Your answer to the first question is correct. Here is another way to see it: In a circle, if the three women sit together, so do the four men. Thus, there are two blocks, which can be arranged in $(2 - 1)! = 1! = 1$ way around the table. Within the block of women, the women can be arranged in $3!$ ways. Within the block of men, the men can be arranged in $4!$ ways. Hence, there are $3!4!$ arrangements of three women and four men around a circular table in which all the women sit together.
For the second problem, seat the men first. Since the four men are sitting in a circle, there are $(4 - 1)! = 3!$ distintinguishable arrangements of the men. This leaves four spaces in which to place the three women, one to the right of each man. We can select three of these four spaces in $C(4, 3)$ ways, and arrange the women within the selected spaces in $3!$ ways. Hence, the number of possible seating arrangements of four men and three women around a circular table in which no two of the three women sit together is $3! \cdot C(4, 3) \cdot 3! = 6 \cdot 4 \cdot 6 = 144$.
Your error in the second problem was to apply the rule $(n - 1)!$ twice.
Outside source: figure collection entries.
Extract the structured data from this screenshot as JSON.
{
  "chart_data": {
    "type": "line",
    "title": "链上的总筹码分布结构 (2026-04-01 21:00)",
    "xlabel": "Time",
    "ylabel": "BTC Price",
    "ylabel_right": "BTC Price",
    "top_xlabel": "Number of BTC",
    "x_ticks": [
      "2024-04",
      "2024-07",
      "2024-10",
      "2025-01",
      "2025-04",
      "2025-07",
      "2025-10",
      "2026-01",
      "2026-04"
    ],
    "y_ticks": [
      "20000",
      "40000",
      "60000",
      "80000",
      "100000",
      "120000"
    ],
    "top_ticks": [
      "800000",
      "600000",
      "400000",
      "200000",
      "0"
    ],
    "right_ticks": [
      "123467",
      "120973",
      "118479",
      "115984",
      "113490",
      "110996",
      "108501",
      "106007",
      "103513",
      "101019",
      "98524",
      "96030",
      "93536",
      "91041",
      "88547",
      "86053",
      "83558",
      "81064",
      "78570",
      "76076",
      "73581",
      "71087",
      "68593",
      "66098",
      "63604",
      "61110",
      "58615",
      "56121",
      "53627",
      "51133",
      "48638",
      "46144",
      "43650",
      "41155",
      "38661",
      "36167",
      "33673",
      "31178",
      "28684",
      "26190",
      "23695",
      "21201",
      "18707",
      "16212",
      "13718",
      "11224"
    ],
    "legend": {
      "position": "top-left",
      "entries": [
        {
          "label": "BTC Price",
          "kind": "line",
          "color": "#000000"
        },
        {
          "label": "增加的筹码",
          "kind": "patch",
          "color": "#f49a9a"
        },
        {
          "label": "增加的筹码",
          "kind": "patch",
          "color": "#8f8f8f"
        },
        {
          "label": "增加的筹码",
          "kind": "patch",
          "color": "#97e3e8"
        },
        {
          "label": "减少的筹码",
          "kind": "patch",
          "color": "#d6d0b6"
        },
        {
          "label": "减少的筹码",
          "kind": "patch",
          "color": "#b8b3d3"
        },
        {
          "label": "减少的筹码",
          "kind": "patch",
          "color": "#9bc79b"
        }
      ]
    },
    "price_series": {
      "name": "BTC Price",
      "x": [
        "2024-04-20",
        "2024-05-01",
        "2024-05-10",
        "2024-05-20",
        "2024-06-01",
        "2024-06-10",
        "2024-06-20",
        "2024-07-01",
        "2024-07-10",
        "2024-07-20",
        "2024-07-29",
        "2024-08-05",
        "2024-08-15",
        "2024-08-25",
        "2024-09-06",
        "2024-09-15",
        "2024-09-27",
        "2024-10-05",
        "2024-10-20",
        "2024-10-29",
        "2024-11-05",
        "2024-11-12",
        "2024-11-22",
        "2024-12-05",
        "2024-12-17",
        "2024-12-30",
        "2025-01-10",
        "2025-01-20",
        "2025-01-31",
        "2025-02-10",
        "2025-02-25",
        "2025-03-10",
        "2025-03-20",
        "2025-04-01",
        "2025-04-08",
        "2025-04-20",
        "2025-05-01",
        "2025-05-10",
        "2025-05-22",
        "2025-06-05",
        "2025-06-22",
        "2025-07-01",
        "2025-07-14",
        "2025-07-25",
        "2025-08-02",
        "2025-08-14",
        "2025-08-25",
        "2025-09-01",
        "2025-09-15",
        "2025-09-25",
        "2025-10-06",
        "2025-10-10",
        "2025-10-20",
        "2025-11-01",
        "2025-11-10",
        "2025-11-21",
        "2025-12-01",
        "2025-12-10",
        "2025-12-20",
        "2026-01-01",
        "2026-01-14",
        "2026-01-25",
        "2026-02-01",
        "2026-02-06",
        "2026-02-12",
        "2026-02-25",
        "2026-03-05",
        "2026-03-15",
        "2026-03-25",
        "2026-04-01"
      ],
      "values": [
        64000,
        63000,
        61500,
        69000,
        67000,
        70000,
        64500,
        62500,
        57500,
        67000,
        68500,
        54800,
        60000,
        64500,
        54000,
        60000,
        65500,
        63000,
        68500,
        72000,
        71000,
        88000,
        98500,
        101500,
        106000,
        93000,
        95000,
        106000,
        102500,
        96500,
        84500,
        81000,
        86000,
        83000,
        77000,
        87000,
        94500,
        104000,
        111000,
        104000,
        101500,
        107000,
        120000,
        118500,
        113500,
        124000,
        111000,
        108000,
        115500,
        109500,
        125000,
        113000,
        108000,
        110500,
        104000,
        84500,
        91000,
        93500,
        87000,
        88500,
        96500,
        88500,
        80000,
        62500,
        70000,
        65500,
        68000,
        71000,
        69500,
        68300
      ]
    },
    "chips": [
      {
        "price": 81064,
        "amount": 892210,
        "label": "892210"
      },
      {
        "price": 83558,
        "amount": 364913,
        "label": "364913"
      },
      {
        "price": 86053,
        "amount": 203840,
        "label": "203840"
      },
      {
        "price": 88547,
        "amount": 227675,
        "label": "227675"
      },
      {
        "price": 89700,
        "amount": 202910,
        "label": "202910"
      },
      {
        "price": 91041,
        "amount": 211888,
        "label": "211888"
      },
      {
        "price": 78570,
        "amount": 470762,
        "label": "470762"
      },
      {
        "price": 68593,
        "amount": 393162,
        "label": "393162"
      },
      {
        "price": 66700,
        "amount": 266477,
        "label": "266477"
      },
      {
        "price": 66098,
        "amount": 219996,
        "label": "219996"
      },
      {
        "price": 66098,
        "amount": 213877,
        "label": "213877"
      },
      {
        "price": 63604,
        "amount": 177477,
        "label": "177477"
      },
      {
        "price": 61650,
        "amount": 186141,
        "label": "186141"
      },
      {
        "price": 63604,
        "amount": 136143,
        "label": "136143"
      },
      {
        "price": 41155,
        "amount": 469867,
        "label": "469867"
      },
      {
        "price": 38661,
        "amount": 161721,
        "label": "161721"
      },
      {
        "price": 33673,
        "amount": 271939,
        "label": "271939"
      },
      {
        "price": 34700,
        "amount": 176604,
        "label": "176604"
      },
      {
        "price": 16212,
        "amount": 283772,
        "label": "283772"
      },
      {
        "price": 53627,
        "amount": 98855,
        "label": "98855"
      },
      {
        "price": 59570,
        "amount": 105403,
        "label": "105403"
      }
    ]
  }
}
Once the men are seated, rotating the women produces a new arrangement. To see this, suppose Andrew, Bruce, Charles, and David are seated around the table in counterclockwise order. Suppose Elizabeth sits to the right of Andrew, Fiona sits to the right of Bruce, and Gretchen sits to the right of Charles. If each women moves to her right (past a man), Elizabeth is now to the right of Bruce, Fiona is to the right of Charles, and Gretchen is now to the right of David. Clearly, this is a different arrangement.
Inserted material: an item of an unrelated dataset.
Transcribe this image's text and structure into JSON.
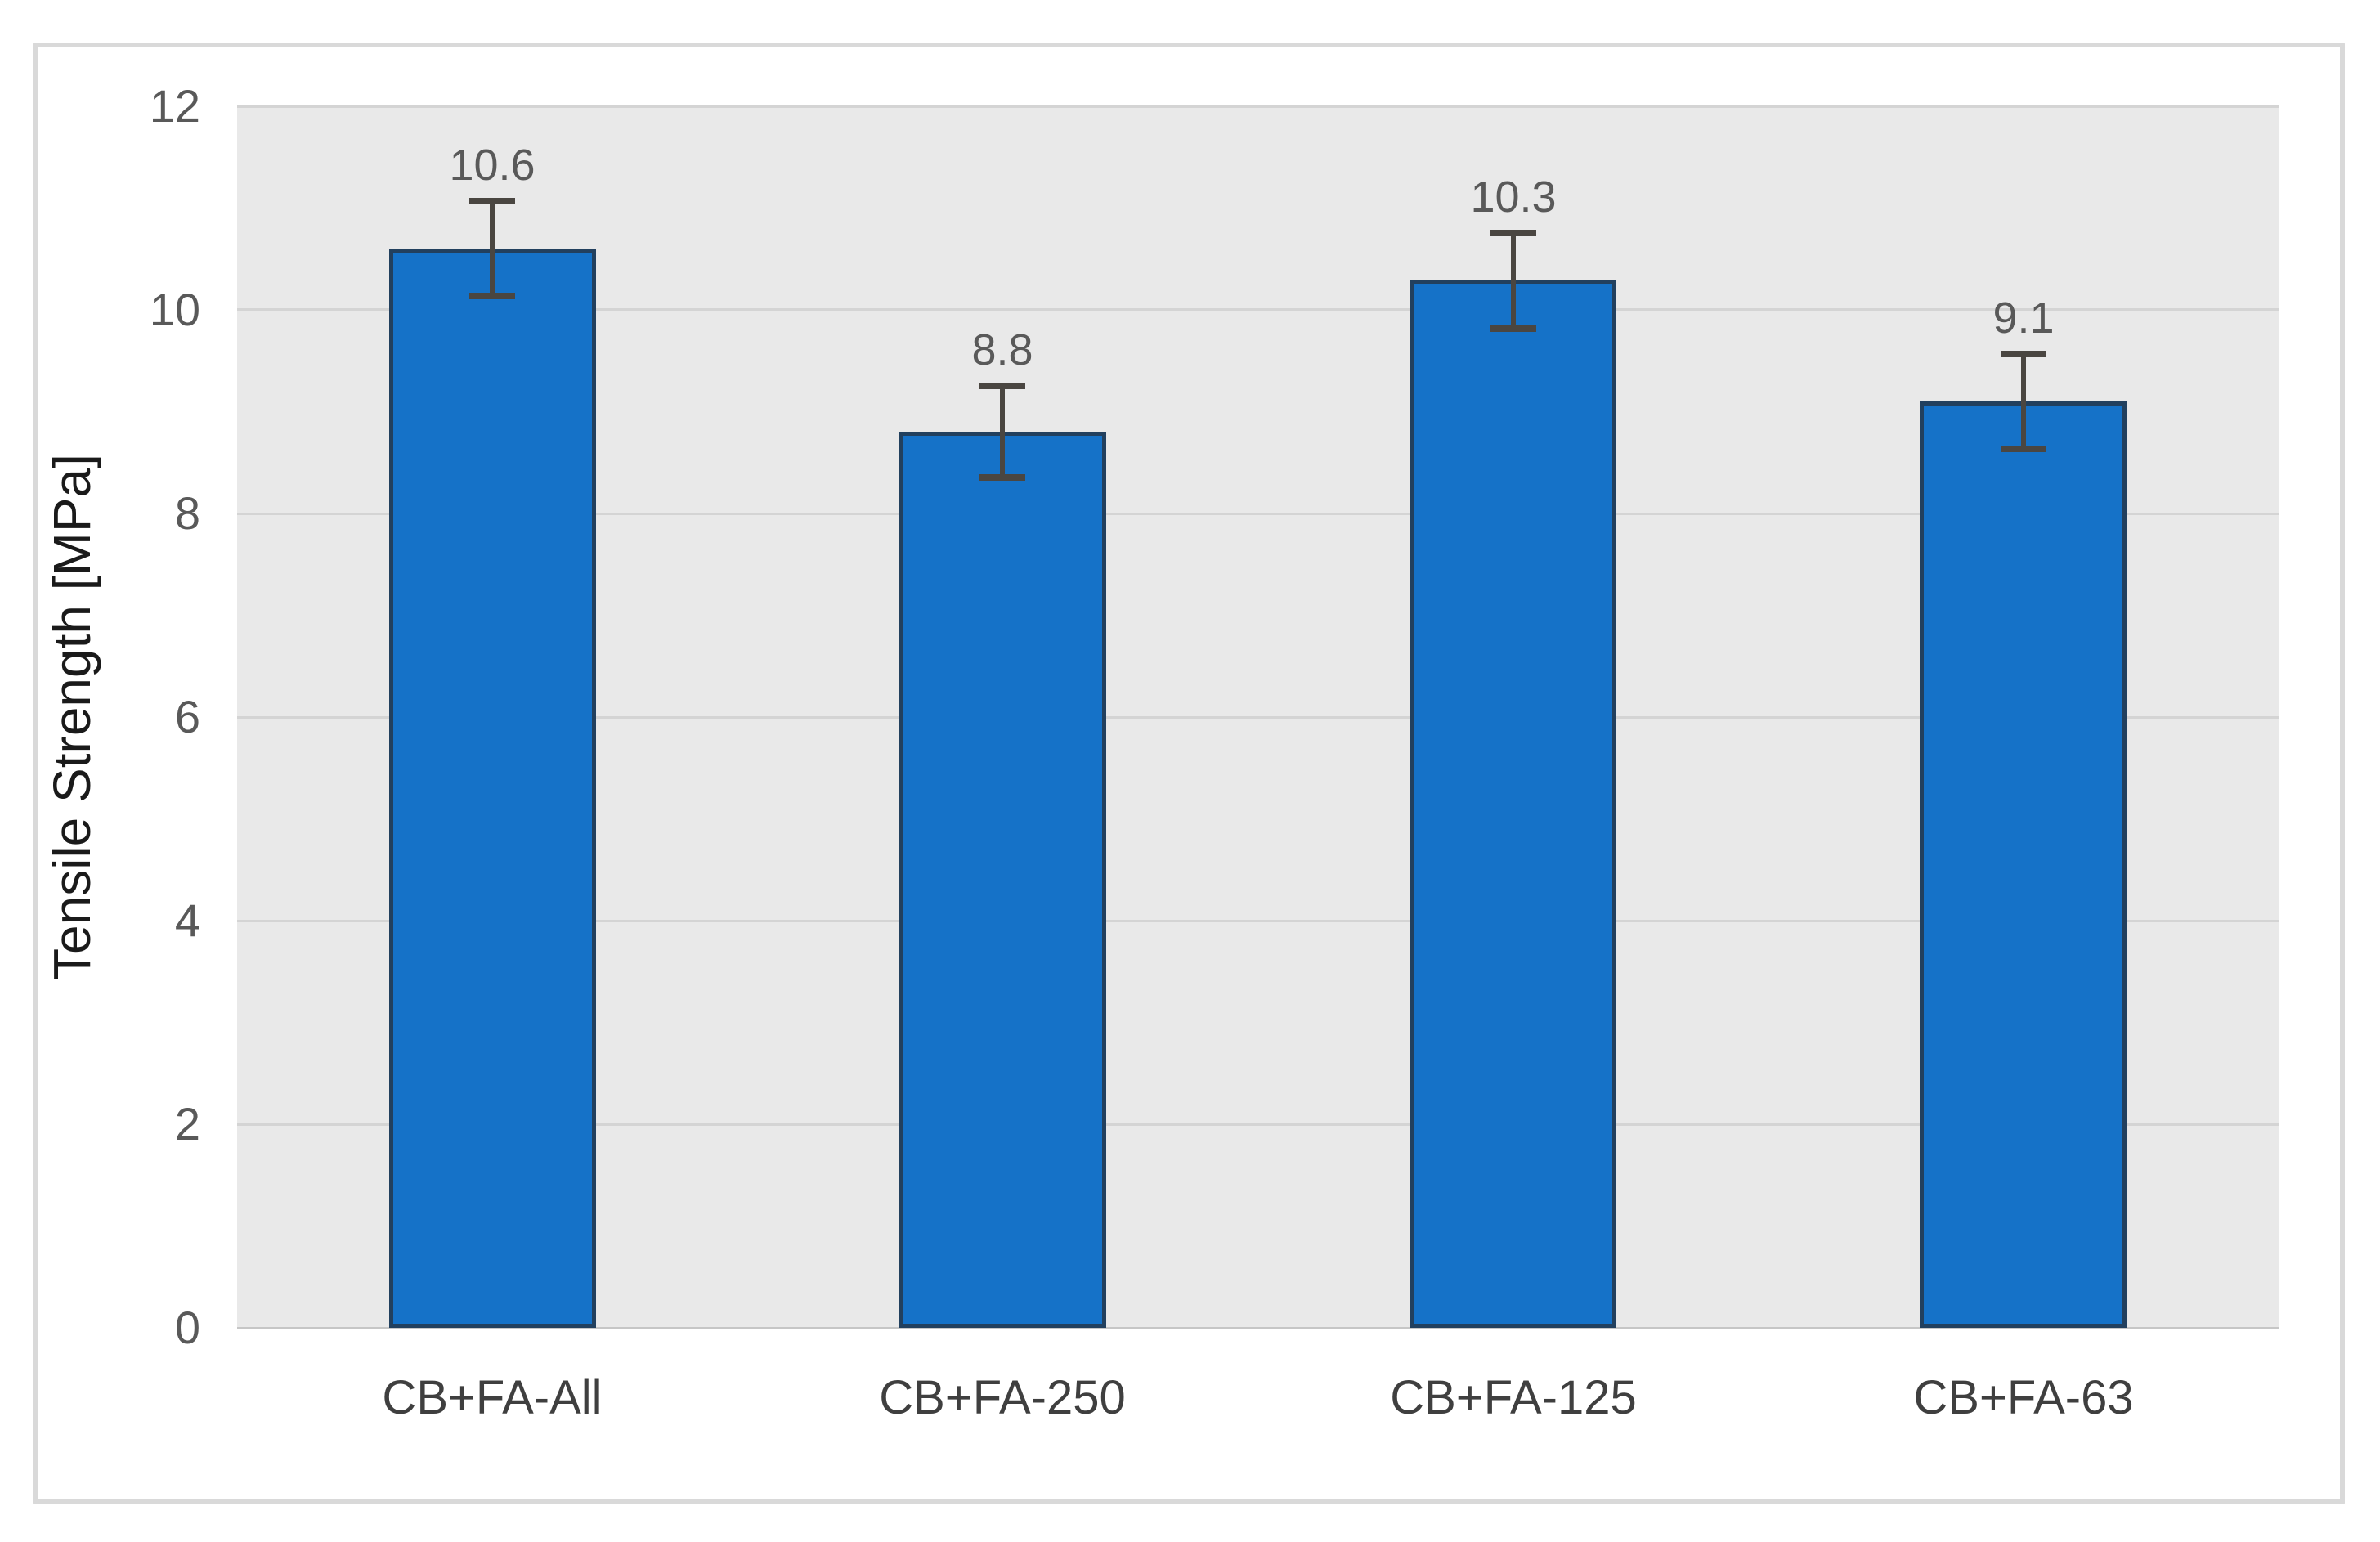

Let's mark one seat as "Seat $1$" and then number the seats, incrementing by $1$ as we go counter clockwise and stopping when we get to Seat $1$ again. Seat $1$ can either be a man or a woman, which is $2$ possibilities. Then, all of the odd seats must have the same gender as Seat $1$ and all of the even seats must have the opposite gender as Seat $1$. However, we can rearrange the people in the odd seats and since there are $5$ odd seats ($1, 3, 5, 7, 9$), this has $5!$ possibilities. Similarly, we can rearrange the people in the even seats and since there are $5$ even seats ($2, 4, 6, 8, 10$), this also has $5!$ possibilities.
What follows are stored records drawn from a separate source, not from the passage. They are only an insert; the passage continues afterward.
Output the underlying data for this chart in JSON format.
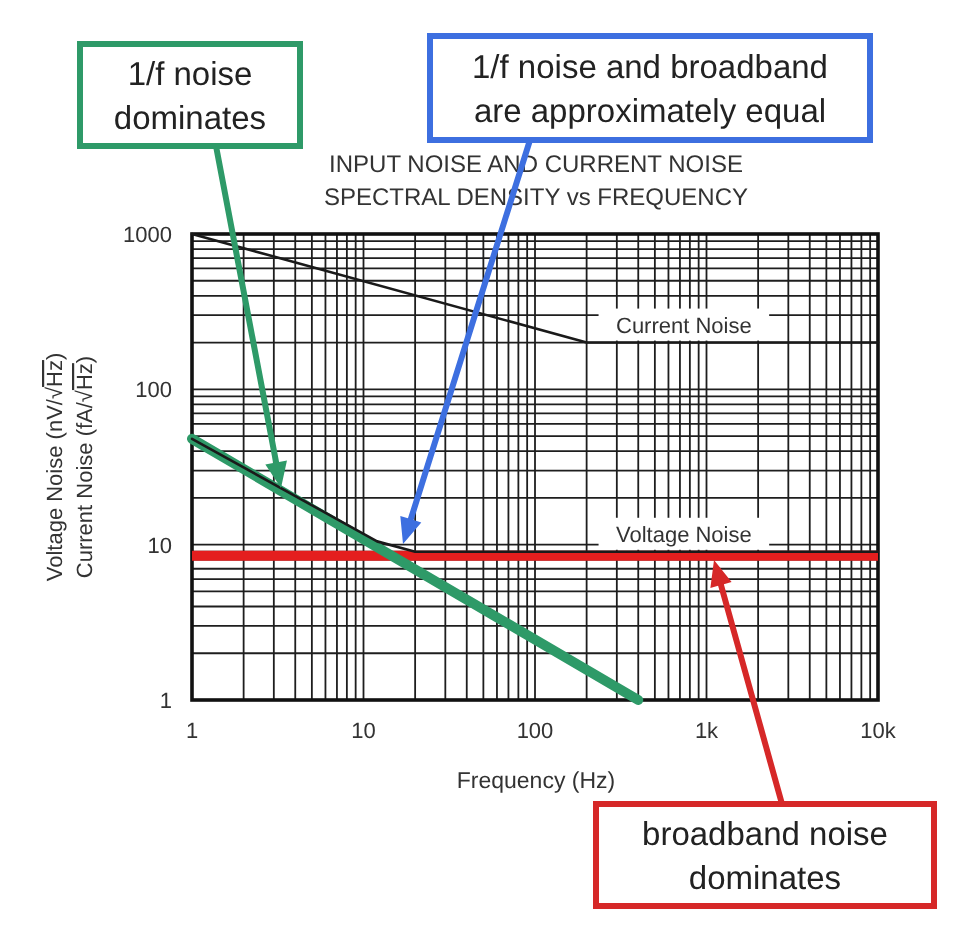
{
  "chart_data": {
    "type": "line",
    "title": "INPUT NOISE AND CURRENT NOISE\nSPECTRAL DENSITY vs FREQUENCY",
    "xlabel": "Frequency (Hz)",
    "ylabel": "Voltage Noise (nV/√Hz)\nCurrent Noise (fA/√Hz)",
    "log": "xy",
    "xlim": [
      1,
      10000
    ],
    "ylim": [
      1,
      1000
    ],
    "xticks": [
      1,
      {
        "value": 2,
        "label": null
      },
      {
        "value": 3,
        "label": null
      },
      {
        "value": 4,
        "label": null
      },
      {
        "value": 5,
        "label": null
      },
      {
        "value": 6,
        "label": null
      },
      {
        "value": 7,
        "label": null
      },
      {
        "value": 8,
        "label": null
      },
      {
        "value": 9,
        "label": null
      },
      10,
      {
        "value": 20,
        "label": null
      },
      {
        "value": 30,
        "label": null
      },
      {
        "value": 40,
        "label": null
      },
      {
        "value": 50,
        "label": null
      },
      {
        "value": 60,
        "label": null
      },
      {
        "value": 70,
        "label": null
      },
      {
        "value": 80,
        "label": null
      },
      {
        "value": 90,
        "label": null
      },
      100,
      {
        "value": 200,
        "label": null
      },
      {
        "value": 300,
        "label": null
      },
      {
        "value": 400,
        "label": null
      },
      {
        "value": 500,
        "label": null
      },
      {
        "value": 600,
        "label": null
      },
      {
        "value": 700,
        "label": null
      },
      {
        "value": 800,
        "label": null
      },
      {
        "value": 900,
        "label": null
      },
      {
        "value": 1000,
        "label": "1k"
      },
      {
        "value": 2000,
        "label": null
      },
      {
        "value": 3000,
        "label": null
      },
      {
        "value": 4000,
        "label": null
      },
      {
        "value": 5000,
        "label": null
      },
      {
        "value": 6000,
        "label": null
      },
      {
        "value": 7000,
        "label": null
      },
      {
        "value": 8000,
        "label": null
      },
      {
        "value": 9000,
        "label": null
      },
      {
        "value": 10000,
        "label": "10k"
      }
    ],
    "yticks": [
      1,
      {
        "value": 2,
        "label": null
      },
      {
        "value": 3,
        "label": null
      },
      {
        "value": 4,
        "label": null
      },
      {
        "value": 5,
        "label": null
      },
      {
        "value": 6,
        "label": null
      },
      {
        "value": 7,
        "label": null
      },
      {
        "value": 8,
        "label": null
      },
      {
        "value": 9,
        "label": null
      },
      10,
      {
        "value": 20,
        "label": null
      },
      {
        "value": 30,
        "label": null
      },
      {
        "value": 40,
        "label": null
      },
      {
        "value": 50,
        "label": null
      },
      {
        "value": 60,
        "label": null
      },
      {
        "value": 70,
        "label": null
      },
      {
        "value": 80,
        "label": null
      },
      {
        "value": 90,
        "label": null
      },
      100,
      {
        "value": 200,
        "label": null
      },
      {
        "value": 300,
        "label": null
      },
      {
        "value": 400,
        "label": null
      },
      {
        "value": 500,
        "label": null
      },
      {
        "value": 600,
        "label": null
      },
      {
        "value": 700,
        "label": null
      },
      {
        "value": 800,
        "label": null
      },
      {
        "value": 900,
        "label": null
      },
      1000
    ],
    "grid": true,
    "series": [
      {
        "color": "#2e9a68",
        "x": [
          1,
          400
        ],
        "values": [
          48,
          1
        ]
      },
      {
        "name": "Current Noise",
        "color": "#1a1a1a",
        "x": [
          1,
          200,
          10000
        ],
        "values": [
          1000,
          200,
          200
        ]
      },
      {
        "name": "Voltage Noise",
        "color": "#1a1a1a",
        "x": [
          1,
          12,
          20,
          10000
        ],
        "values": [
          48,
          10.5,
          9,
          9
        ]
      }
    ],
    "ref_lines": [
      {
        "axis": "y",
        "value": 8.5,
        "color": "#e41e1e"
      }
    ],
    "annotations": [
      "1/f noise\ndominates",
      "1/f noise and broadband\nare approximately equal",
      "broadband noise\ndominates"
    ]
  }
}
Therefore, we multiply all of the possibilities together to find that there are $2*5!*5!$ ways to arrange all of the people so that no two adjacent people have the same gender.
Best Answer
The extra factor of two comes from which seats the women actually sit on. For example, if you number the seats clockwise from 1 to 16, your solution gives all cases for which the women sit on odd seats and the men sit on even seats. But the other situation is where women sit on even seats and men sit on odd seats, so there are actually twice as many solutions.